In seiner Autobiographie erfährt man nicht nur dies, sondern gewinnt auch einen Gesamteindruck von der Persönlichkeit Fred Uhlmans, dessen Lebensschicksal eng mit dem von Hans Schwarz und auch den anderen leider nicht im deutschen Buchhandel erhältlichen Büchern - verwoben ist.
Uhlman charakterisiert sich selbst als Träumer, der dans la lune lebt; folglich ist seine Geschichte zunächst ein an Thomas Mann erinnerndes Nebeneinander von Kunst (Maler- und Schriftstellerei) und bürgerlich-kaufmännischen Versuchen, aber vor allem ein interessantes Zeitdokument eines Flüchtlings mit den Stationen Paris, Tossa del Mar und London, wo er schließlich , obwohl er kein Wort Englisch sprach, seine neue Heimat findet --> „The Making of an English man".
Hinzu kommen die lesenswerten Zwischenepisoden, die den Bericht über den politisch-sozialen Abgrund hinaus lesenswert machen, so z. B. die Episode in Paris von der gescheiterten Zucht exotischer Fische, oder die Zeit als Gefangener in einem Lager deutscher Emigranten in England.
Viele Bücher sind gedruckt worden, in denen Menschen versuchen, ihr Holocaust- Erlebnis zu verarbeiten (auch die Eltern von Uhlman kamen in deutschen Konzentrationslagern um). Unter diesen nimmt Uhlmans Buch einen besonderen Platz ein. Es ist, so schreibt er selbst, „ die Geschichte eines mittelmäßigen Menschen und seiner Zeit [...], eines Mannes, der egoistischer Weise vielleicht, glaubte, dass es wichtiger sei, gute Bücher zu schreiben als in 24 Sekunden um die Welt zu reisen, dass es wichtiger sei, gute Bilder zu malen als ein Vermögen zu erwerben und dessen einziges Ziel - leider nicht zu verwirklichen - es war, sich den Sternen zu nähern, nicht mit Hilfe einer Rakete, sondern durch die Reinheit seiner Kunst."

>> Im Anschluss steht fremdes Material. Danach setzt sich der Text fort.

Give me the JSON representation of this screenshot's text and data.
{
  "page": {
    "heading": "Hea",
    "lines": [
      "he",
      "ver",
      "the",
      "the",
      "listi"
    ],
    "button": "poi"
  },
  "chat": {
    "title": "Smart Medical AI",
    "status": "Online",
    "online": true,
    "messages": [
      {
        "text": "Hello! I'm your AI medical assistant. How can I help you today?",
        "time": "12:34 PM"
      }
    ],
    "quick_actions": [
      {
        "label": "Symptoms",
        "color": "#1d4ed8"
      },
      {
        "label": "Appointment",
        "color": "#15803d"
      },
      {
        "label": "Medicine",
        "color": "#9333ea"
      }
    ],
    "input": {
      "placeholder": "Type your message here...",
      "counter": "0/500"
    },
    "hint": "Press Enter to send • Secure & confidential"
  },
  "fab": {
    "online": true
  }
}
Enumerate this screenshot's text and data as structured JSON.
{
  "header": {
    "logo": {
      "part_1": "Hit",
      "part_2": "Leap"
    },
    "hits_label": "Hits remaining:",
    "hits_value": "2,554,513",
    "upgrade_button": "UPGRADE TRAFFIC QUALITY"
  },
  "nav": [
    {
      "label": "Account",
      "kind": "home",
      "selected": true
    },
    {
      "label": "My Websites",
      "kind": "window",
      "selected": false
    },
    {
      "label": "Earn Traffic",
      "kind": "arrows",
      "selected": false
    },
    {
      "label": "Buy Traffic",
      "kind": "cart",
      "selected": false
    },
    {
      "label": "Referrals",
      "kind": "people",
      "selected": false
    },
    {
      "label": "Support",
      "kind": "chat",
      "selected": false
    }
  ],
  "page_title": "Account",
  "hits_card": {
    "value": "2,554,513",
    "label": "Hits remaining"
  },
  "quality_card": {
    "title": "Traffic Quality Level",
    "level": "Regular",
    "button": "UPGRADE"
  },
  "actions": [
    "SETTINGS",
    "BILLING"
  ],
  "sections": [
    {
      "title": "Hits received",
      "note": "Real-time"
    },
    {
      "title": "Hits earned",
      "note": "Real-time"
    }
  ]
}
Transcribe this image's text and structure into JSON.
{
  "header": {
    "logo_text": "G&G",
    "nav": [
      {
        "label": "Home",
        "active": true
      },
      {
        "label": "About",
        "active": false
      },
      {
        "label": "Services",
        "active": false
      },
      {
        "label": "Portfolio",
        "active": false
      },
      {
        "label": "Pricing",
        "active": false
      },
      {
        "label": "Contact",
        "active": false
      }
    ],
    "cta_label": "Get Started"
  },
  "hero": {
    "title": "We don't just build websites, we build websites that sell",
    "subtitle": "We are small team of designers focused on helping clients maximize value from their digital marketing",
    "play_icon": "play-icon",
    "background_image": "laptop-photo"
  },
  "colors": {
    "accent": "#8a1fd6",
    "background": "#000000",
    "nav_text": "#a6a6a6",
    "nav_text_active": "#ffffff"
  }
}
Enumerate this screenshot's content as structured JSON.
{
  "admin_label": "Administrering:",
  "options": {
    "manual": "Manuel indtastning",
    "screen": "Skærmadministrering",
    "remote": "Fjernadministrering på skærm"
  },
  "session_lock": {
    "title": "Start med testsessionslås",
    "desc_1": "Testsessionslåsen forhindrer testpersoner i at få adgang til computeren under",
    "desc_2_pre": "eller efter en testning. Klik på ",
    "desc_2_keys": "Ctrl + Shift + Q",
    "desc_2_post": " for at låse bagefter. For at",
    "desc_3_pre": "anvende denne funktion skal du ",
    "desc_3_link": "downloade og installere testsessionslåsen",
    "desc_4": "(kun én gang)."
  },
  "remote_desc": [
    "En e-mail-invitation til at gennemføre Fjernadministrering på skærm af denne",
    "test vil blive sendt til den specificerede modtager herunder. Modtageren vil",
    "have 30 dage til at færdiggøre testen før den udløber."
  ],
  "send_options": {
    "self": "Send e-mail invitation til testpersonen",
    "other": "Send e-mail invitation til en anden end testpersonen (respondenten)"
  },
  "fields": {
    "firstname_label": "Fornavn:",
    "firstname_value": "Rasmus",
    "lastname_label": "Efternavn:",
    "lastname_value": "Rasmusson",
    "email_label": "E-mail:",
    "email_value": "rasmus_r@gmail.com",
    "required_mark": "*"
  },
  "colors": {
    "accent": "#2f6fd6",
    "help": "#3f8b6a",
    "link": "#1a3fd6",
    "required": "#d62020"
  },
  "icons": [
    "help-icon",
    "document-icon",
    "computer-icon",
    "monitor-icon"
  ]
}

1986 stirbt er in London. Seine Haltung den Deutschen gegenüber hat sich im Laufe seines Lebens gemildert, wie ein kurz vor seinem Tode der französischen Zeitung "Le monde" gegebenes Interview belegt. Auch weil dies keineswegs selbstverständlich ist, ist Uhlmans Geschichte lesenswert.